National gas price average slowly declines

(October 15, 2019) Despite an unseasonal spike in demand, according to the Energy Information Admiration’s (EIA) latest data sets, gas prices are decreasing for the majority of motorists across the country as crude oil prices remain under $54 a barrel. Today, the national average gas price is $2.63, which is two cents less than last week and 26 cents cheaper than last year, but six-cents more expensive than last month, according to AAA.

“The national gas price average has been gradually decreasing the past three weeks and we expect this trend to continue, barring any major industry or geopolitical events,” said Jeanette Casselano, AAA spokesperson.

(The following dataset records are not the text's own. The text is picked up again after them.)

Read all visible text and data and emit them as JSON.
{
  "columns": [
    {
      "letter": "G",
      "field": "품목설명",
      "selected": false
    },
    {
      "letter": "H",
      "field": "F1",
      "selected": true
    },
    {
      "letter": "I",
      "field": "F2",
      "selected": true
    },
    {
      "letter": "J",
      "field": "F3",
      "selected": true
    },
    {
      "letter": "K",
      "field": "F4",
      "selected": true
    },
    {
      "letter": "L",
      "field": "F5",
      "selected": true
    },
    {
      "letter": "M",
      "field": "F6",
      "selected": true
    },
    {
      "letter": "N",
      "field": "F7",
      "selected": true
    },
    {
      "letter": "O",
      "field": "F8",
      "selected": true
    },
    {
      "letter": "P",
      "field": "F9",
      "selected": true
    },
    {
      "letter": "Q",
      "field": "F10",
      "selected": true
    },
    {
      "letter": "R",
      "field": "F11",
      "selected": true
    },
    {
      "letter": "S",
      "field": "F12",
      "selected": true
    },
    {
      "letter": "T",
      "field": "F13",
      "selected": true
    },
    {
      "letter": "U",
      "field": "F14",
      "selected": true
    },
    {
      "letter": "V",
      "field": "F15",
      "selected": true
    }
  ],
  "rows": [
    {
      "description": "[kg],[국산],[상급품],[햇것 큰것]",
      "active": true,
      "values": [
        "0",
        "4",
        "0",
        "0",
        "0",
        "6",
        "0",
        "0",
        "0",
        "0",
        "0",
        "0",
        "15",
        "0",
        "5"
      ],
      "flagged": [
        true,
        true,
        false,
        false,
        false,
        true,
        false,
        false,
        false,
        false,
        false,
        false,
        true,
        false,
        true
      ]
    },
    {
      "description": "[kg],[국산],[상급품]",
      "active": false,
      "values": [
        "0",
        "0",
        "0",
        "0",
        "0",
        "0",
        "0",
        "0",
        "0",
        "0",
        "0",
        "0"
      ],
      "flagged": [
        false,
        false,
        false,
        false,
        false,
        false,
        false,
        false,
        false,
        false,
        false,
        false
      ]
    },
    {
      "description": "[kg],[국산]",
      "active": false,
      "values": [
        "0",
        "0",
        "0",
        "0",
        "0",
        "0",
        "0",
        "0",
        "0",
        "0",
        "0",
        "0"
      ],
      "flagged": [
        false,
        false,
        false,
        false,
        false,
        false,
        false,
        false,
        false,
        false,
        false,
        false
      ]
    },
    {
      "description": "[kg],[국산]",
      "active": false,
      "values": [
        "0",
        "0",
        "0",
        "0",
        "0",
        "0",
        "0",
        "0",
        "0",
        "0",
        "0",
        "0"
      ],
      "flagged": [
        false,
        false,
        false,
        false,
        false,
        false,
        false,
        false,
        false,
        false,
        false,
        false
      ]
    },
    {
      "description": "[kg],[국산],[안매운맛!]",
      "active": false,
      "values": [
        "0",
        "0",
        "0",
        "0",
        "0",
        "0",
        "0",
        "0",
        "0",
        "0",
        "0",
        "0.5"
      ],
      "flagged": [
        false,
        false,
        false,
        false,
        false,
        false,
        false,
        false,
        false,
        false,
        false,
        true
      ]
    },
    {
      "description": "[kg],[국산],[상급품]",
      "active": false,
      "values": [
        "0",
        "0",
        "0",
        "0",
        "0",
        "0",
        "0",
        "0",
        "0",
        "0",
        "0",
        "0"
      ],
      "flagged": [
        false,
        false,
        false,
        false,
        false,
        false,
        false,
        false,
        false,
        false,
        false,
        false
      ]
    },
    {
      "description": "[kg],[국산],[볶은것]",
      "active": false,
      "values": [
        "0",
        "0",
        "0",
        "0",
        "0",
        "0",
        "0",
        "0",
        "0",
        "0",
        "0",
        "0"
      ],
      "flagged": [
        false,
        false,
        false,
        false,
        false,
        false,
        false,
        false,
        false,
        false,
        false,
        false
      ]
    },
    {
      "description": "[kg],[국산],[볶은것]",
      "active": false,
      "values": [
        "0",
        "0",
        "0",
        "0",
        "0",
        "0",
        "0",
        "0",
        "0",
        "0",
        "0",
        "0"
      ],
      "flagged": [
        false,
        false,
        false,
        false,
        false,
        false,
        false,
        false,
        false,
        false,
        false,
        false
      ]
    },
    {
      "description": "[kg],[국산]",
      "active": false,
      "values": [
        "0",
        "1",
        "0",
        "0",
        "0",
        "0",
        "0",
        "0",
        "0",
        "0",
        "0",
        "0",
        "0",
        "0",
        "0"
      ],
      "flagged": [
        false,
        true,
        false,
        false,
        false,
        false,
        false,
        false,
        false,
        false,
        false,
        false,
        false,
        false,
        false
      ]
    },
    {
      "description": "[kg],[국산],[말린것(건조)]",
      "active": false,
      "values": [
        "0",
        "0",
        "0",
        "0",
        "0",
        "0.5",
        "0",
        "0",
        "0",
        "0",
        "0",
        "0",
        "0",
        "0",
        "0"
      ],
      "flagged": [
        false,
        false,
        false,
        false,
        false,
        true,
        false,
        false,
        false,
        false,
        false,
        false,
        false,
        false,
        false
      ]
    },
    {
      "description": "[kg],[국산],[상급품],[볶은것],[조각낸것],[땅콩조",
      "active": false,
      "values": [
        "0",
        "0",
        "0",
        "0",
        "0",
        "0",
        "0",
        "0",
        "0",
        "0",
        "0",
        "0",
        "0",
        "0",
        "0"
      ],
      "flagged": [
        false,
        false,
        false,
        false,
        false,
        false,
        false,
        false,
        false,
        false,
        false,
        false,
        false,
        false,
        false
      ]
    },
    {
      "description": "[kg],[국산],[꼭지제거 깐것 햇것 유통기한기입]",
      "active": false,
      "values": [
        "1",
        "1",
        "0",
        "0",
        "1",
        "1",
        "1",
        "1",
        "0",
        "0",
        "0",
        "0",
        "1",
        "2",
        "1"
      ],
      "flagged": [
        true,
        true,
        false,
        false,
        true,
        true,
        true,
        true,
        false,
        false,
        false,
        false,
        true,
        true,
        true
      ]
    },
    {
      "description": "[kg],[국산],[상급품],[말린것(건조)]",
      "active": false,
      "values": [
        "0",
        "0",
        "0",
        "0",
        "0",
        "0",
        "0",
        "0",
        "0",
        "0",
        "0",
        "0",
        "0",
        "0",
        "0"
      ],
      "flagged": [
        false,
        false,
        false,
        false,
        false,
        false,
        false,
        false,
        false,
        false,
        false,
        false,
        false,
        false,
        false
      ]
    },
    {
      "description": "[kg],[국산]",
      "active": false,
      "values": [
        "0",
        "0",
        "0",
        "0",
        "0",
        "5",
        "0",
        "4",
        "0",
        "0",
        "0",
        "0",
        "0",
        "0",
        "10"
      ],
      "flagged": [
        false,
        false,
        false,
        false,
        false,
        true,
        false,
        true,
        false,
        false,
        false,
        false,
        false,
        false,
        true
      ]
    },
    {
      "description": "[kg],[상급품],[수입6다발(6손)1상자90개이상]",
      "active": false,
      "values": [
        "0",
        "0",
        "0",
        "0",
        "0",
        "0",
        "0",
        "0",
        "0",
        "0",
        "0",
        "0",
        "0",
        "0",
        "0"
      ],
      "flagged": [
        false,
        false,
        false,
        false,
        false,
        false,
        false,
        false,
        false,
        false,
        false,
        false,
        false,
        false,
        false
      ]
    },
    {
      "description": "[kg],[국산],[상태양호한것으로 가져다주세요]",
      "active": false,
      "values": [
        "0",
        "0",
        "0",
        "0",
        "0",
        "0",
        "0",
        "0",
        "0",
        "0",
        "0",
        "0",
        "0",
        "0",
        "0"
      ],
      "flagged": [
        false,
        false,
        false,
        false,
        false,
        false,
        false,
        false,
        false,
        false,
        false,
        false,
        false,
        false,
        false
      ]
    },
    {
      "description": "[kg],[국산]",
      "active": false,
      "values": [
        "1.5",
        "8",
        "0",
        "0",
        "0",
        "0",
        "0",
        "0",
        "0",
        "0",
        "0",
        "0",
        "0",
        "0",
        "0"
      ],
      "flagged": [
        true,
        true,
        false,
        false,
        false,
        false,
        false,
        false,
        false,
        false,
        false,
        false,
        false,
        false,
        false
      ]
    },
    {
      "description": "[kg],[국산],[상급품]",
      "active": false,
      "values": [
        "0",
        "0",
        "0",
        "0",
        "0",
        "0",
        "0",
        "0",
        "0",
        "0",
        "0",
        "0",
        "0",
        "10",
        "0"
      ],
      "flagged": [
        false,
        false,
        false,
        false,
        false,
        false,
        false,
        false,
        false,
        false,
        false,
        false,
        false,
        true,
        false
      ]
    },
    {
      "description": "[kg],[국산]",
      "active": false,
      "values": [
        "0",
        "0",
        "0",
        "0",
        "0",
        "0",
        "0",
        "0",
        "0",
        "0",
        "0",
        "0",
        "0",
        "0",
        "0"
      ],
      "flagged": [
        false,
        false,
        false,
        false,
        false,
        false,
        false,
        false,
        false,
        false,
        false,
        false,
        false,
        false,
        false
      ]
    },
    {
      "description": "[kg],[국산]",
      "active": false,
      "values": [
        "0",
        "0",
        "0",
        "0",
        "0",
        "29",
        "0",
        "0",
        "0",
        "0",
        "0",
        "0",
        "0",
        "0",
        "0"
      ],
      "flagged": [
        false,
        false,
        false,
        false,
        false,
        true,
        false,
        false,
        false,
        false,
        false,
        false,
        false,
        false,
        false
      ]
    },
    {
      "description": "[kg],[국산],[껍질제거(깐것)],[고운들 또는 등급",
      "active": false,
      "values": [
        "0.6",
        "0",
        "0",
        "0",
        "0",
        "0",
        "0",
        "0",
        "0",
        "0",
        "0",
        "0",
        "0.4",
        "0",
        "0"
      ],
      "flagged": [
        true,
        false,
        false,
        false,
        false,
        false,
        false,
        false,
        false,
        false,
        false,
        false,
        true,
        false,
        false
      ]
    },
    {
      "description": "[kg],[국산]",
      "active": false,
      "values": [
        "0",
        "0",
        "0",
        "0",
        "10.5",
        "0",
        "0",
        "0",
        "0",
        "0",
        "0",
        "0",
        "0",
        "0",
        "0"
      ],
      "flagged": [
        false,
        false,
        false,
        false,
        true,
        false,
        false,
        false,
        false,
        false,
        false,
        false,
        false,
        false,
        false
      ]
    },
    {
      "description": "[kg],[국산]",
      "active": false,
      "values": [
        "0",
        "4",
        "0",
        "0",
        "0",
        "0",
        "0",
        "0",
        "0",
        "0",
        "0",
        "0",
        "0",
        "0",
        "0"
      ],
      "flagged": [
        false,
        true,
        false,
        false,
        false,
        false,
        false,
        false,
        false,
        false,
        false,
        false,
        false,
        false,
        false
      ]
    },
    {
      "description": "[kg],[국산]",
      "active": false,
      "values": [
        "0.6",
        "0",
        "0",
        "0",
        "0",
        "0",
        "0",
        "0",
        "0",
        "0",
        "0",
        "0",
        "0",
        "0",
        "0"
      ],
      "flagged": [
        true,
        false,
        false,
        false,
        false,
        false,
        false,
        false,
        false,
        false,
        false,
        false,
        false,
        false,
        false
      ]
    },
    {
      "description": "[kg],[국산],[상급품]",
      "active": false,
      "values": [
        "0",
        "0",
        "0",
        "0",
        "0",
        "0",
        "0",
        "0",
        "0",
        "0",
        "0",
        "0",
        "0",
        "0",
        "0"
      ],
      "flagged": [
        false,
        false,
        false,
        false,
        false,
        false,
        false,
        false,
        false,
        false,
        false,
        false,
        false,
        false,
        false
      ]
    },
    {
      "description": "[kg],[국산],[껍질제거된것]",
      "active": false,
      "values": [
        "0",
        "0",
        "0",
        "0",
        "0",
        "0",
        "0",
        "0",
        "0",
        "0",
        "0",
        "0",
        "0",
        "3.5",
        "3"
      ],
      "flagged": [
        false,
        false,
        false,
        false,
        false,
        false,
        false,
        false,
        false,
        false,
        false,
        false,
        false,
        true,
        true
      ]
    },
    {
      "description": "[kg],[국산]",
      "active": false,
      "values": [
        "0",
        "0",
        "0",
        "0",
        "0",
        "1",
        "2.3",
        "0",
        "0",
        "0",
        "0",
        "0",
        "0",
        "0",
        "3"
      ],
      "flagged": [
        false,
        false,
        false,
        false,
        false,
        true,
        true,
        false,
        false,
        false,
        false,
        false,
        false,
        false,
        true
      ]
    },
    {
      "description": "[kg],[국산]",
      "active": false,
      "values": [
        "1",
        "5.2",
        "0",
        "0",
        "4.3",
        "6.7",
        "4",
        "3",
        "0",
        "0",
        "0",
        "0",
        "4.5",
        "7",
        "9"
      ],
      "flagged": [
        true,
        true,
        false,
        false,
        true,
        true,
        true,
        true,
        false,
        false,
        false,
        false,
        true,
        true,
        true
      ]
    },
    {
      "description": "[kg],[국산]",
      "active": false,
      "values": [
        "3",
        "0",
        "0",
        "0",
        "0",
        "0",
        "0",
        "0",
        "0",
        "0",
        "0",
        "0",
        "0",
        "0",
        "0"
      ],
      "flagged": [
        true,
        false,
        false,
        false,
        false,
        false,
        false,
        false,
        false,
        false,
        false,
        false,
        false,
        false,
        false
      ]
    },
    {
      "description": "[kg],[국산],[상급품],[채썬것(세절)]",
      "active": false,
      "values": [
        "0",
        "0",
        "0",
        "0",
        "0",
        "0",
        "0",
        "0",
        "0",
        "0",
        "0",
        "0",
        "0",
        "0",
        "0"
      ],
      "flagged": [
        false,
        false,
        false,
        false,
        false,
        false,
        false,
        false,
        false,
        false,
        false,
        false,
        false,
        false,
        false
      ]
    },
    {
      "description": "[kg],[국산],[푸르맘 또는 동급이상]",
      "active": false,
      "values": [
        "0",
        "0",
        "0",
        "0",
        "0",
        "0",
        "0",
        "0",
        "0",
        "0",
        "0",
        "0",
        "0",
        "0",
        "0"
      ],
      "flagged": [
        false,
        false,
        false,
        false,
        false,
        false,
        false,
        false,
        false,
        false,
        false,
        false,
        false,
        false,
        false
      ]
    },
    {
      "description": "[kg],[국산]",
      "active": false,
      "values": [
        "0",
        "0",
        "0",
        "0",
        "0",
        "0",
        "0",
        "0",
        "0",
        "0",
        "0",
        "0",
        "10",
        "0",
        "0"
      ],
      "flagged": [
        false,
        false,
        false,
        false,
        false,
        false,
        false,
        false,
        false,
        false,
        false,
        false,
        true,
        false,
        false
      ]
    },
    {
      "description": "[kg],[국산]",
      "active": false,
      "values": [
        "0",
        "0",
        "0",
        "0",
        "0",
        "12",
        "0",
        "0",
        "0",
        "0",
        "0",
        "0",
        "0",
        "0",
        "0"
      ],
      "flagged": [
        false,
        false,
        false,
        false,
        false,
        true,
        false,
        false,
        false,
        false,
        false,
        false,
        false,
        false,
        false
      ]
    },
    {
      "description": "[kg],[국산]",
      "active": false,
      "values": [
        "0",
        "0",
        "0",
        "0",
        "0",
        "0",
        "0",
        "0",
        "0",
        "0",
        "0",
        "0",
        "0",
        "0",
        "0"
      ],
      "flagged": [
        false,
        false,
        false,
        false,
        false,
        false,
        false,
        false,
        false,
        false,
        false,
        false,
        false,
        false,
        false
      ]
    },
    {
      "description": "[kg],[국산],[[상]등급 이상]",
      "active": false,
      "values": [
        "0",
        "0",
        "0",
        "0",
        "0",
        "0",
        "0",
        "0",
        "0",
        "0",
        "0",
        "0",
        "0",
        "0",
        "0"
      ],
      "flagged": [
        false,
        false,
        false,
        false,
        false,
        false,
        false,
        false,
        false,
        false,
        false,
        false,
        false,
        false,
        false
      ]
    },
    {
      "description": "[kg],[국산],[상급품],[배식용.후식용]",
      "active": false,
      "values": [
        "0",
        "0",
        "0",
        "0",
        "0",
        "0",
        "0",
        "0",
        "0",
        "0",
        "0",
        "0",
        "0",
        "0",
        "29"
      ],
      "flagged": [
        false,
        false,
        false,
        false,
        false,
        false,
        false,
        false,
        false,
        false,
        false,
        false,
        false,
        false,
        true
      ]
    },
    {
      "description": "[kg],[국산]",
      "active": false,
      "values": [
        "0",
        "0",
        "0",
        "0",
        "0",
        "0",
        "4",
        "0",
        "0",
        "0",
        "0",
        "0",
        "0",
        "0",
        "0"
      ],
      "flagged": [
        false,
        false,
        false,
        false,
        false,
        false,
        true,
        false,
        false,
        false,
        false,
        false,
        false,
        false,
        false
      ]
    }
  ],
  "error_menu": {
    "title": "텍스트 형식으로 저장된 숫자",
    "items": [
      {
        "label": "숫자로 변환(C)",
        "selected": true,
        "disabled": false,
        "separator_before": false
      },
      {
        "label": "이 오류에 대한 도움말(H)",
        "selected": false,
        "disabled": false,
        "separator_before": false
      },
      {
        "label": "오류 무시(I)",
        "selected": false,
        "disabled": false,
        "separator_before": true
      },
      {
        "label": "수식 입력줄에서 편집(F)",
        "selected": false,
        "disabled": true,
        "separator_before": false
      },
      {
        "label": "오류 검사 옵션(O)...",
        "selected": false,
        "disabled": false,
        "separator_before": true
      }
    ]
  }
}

“But the real savings we’re seeing is when prices are compared to this same time last year. Drivers in some states are paying 40 cents less per gallon than they were last October.”

The largest weekly volatility with gas prices continues to happen in West Coast states, but that could be tapering off. EIA’s data shows that the region’s refinery utilization jumped up 10% and gasoline stocks were relatively stable for the week ending Oct. 4, meaning there could be some relief in sight.

Quick stats

    The nation’s top 10 largest weekly changes are: Michigan (-10 cents), Oregon (+10 cents), Kentucky (-7 cents), Washington (+7 cents), Florida (-6 cents), Alaska (+ 6 cents), Indiana (+5 cents), Georgia (-4 cents), Texas (-4 cents) and New Mexico (-3 cents).

    The nation’s top 10 least expensive markets are: South Carolina ($2.25), Louisiana ($2.26), Mississippi ($2.26), Texas ($2.27), Alabama ($2.29), Missouri ($2.30), Virginia ($2.31), Arkansas ($2.31), Delaware ($2.31) and Oklahoma ($2.33).